Several of you (via email and comments here and at Ezra's) seem to think I'm claiming the VA's superiority based solely on customer satisfaction information. I understand your concern about this claim, because to do so would be utterly ridiculous. Just because people like something better doesn't mean it works better.
I used the patient satisifaction information on top of the information I've read several places about the VA's excellent patient results and treatment standards. I've dug some of it up to prove I'm not that crazy.
From the New England Journal of Medicine:
In fiscal year 2000, throughout the VA system, the percentage of patients receiving appropriate care was 90 percent or greater for 9 of 17 quality-of-care indicators and exceeded 70 percent for 13 of 17 indicators. There were statistically significant improvements in quality from 1994–1995 through 2000 for all nine indicators that were collected in all years. As compared with the Medicare fee-for-service program, the VA performed significantly better on all 11 similar quality indicators for the period from 1997 through
1999. In 2000, the VA outperformed Medicare on 12 of 13 indicators.
The quality of care in the VA health care system substantially improved after the implementation of a system-wide reengineering and, during the period from 1997 through 2000, was significantly better than that in the Medicare fee-for-service program. These data suggest that the quality-improvement initiatives adopted by the VA in the mid-1990s were effective.
From the Washington Monthly:
The Annals of Internal Medicine recently published a study that compared veterans health facilities with commercial managed-care systems in their treatment of diabetes patients. In seven out of seven measures of quality, the VA provided better care. It gets stranger. Pushed by large employers who are eager to know what they are buying when they purchase health care for their employees, an outfit called the National Committee for Quality Assurance today ranks health-care plans on 17 different performance measures. These include how well the plans manage high blood pressure or how precisely they adhere to standard protocols of evidence-based medicine such as prescribing beta blockers for patients recovering from a heart attack. Winning NCQA's seal of approval is the gold standard in the health-care industry. And who do you suppose this year's winner is: Johns Hopkins? Mayo Clinic? Massachusetts General? Nope. In every single category, the VHA system outperforms the highest rated non-VHA hospitals.
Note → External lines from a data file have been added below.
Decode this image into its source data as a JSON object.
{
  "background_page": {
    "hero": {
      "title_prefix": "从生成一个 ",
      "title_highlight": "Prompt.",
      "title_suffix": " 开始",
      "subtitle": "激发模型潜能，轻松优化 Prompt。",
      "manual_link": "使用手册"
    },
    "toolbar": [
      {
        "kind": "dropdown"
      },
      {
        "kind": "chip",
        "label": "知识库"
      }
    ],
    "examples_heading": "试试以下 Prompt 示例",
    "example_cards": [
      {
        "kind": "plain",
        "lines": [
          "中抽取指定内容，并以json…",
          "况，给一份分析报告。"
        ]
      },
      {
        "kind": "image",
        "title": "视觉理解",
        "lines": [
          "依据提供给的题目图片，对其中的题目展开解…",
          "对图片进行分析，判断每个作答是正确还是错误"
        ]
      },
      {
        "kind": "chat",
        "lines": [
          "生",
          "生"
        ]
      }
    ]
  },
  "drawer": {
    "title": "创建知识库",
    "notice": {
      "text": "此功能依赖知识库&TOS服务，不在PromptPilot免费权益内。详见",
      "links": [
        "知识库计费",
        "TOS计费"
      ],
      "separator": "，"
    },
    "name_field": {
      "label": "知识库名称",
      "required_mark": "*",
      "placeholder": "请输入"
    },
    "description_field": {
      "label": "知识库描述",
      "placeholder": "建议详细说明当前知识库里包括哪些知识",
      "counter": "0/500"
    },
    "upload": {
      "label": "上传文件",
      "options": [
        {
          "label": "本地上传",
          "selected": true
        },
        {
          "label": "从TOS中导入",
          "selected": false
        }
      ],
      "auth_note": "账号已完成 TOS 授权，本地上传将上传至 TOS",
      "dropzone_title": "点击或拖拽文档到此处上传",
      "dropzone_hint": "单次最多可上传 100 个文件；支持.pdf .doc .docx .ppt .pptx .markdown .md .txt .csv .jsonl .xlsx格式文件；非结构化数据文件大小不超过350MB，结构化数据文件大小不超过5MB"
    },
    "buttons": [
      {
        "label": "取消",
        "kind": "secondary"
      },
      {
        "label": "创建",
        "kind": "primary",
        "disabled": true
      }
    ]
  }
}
Substantive research, along with patient satisfaction, shows that the care delivered at the VA, once the worst in the country, is now among the best.
Something else the VA has that rest of us non-vets don't? Electronic medical records, which have transformed efficiency and standards of care. It's the only example of in-the-U.S. totally government-run medicine, and it works. Bettter than Medicare, and much better than the private sector.